Newsletters Subscriptions Forums Store Career Media Kit About Us Contact Search Home

News While It's Still Hot
November 28, 2005

Cray's CTO Plans Its Future Converged Iron

by Timothy Prickett Morgan

If you didn't think that Microsoft was serious about getting into the high performance computing market--what we used to call the supercomputer market--a few weeks ago when it debuted a beta version of Windows for HPC clusters, the fact that Microsoft has just hired away the chief scientist at Cray shows that not only is Microsoft deadly serious, but that Cray is perhaps in a very tough place in its long history.

Still, Cray has lots of smart people, and it will proceed with its plans to make specialized Linux-Opteron supercomputers as well as its vector machines and the future "Cascade" supers, whatever they might end up being.

Burton Smith, who has taken a job working at Microsoft, was chief scientist at Cray and the founder and chief scientist at Tera Computer. Tera created a multithreaded supercomputer that embodies some of the goals of the general purpose processors coming out from chipmakers and server markers with their own chips today. As is usually the case with supercomputers, ideas tested on supers eventually make their way a decade or two later to regular servers.

The MultiThreaded Architecture (MTA) supercomputer conceived of by Burton and sold by Tera Computer made him famous and made Tera enough money that it could acquire the Cray vector supercomputer business in March 2000 from the then-struggling (and still struggling) Silicon Graphics. SGI had bought most of Cray in February 1996 in an effort to corner the market on indigenous supercomputing here in the United States. (Sun Microsystems bought the remaining piece, a Sparc-based super under development by Cray, and created the high-end server business that made it billions of dollars in profits in the dot-com boom). By the time Tera bought Cray, the MTA processors were made from a very expensive gallium arsenide process and reportedly cost around $1.5 million a piece. The top-end 16-processor machine at the San Diego Supercomputer Center cost around $6 million after heavy discounts, and were cranky. But the MTA design had inherent parallelization and a single memory space for Fortran applications to frolic within, and it commanded the respect of the supercomputing community and the National Security Agency, which bought some of the MTAs.
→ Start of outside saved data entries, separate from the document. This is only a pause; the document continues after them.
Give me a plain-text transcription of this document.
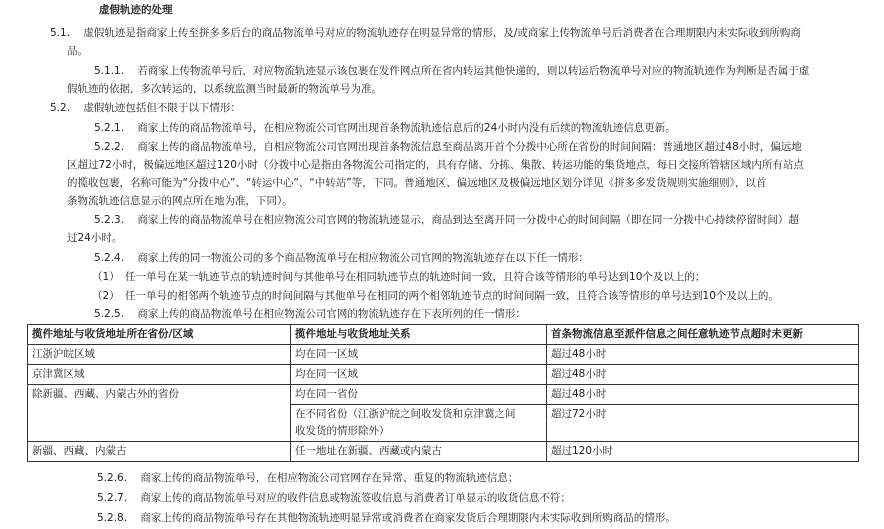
虚假轨迹的处理
5.1. 虚假轨迹是指商家上传至拼多多后台的商品物流单号对应的物流轨迹存在明显异常的情形，及/或商家上传物流单号后消费者在合理期限内未实际收到所购商
品。
5.1.1. 若商家上传物流单号后，对应物流轨迹显示该包裹在发件网点所在省内转运其他快递的，则以转运后物流单号对应的物流轨迹作为判断是否属于虚
假轨迹的依据，多次转运的，以系统监测当时最新的物流单号为准。
5.2. 虚假轨迹包括但不限于以下情形：
5.2.1. 商家上传的商品物流单号，在相应物流公司官网出现首条物流轨迹信息后的24小时内没有后续的物流轨迹信息更新。
5.2.2. 商家上传的商品物流单号，自相应物流公司官网出现首条物流信息至商品离开首个分拨中心所在省份的时间间隔：普通地区超过48小时，偏远地
区超过72小时，极偏远地区超过120小时（分拨中心是指由各物流公司指定的，具有存储、分拣、集散、转运功能的集货地点，每日交接所管辖区域内所有站点
的揽收包裹，名称可能为“分拨中心”、“转运中心”、“中转站”等，下同。普通地区、偏远地区及极偏远地区划分详见《拼多多发货规则实施细则》，以首
条物流轨迹信息显示的网点所在地为准，下同）。
5.2.3. 商家上传的商品物流单号在相应物流公司官网的物流轨迹显示，商品到达至离开同一分拨中心的时间间隔（即在同一分拨中心持续停留时间）超
过24小时。
5.2.4. 商家上传的同一物流公司的多个商品物流单号在相应物流公司官网的物流轨迹存在以下任一情形：
（1） 任一单号在某一轨迹节点的轨迹时间与其他单号在相同轨迹节点的轨迹时间一致，且符合该等情形的单号达到10个及以上的；
（2） 任一单号的相邻两个轨迹节点的时间间隔与其他单号在相同的两个相邻轨迹节点的时间间隔一致，且符合该等情形的单号达到10个及以上的。
5.2.5. 商家上传的商品物流单号在相应物流公司官网的物流轨迹存在下表所列的任一情形：
揽件地址与收货地址所在省份/区域	揽件地址与收货地址关系	首条物流信息至派件信息之间任意轨迹节点超时未更新
江浙沪皖区域	均在同一区域	超过48小时
京津冀区域	均在同一区域	超过48小时
除新疆、西藏、内蒙古外的省份	均在同一省份	超过48小时
	在不同省份（江浙沪皖之间收发货和京津冀之间
收发货的情形除外）	超过72小时
新疆、西藏、内蒙古	任一地址在新疆、西藏或内蒙古	超过120小时
5.2.6. 商家上传的商品物流单号，在相应物流公司官网存在异常、重复的物流轨迹信息；
5.2.7. 商家上传的商品物流单号对应的收件信息或物流签收信息与消费者订单显示的收货信息不符；
5.2.8. 商家上传的商品物流单号存在其他物流轨迹明显异常或消费者在商家发货后合理期限内未实际收到所购商品的情形。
While Smith, as Cray's chief scientist, has been the point man on the Cascade project, the MTA has been pushed aside by the "Red Storm" Linux-Opteron supercomputer project at Sandia National Laboratories, which has been commercialized as the Cray XT3, the acquired OctigaBay Linux-Opteron line, which has been commercialized as the XD1, and the continuing development of the Cray X1 multi-streaming processor (MSP) vector machines. The plan for Cascade, which is due in 2010 or so, is to deliver a completely new architecture HPC system that has sustained petaflops performance. Cascade is being funded by the Defense Advanced Research Projects Agency (DARPA), the real inventor of the Internet and one of the big government agencies in the United States besides the Department of Energy that funds primary supercomputer research in the hopes of getting very powerful iron to play with.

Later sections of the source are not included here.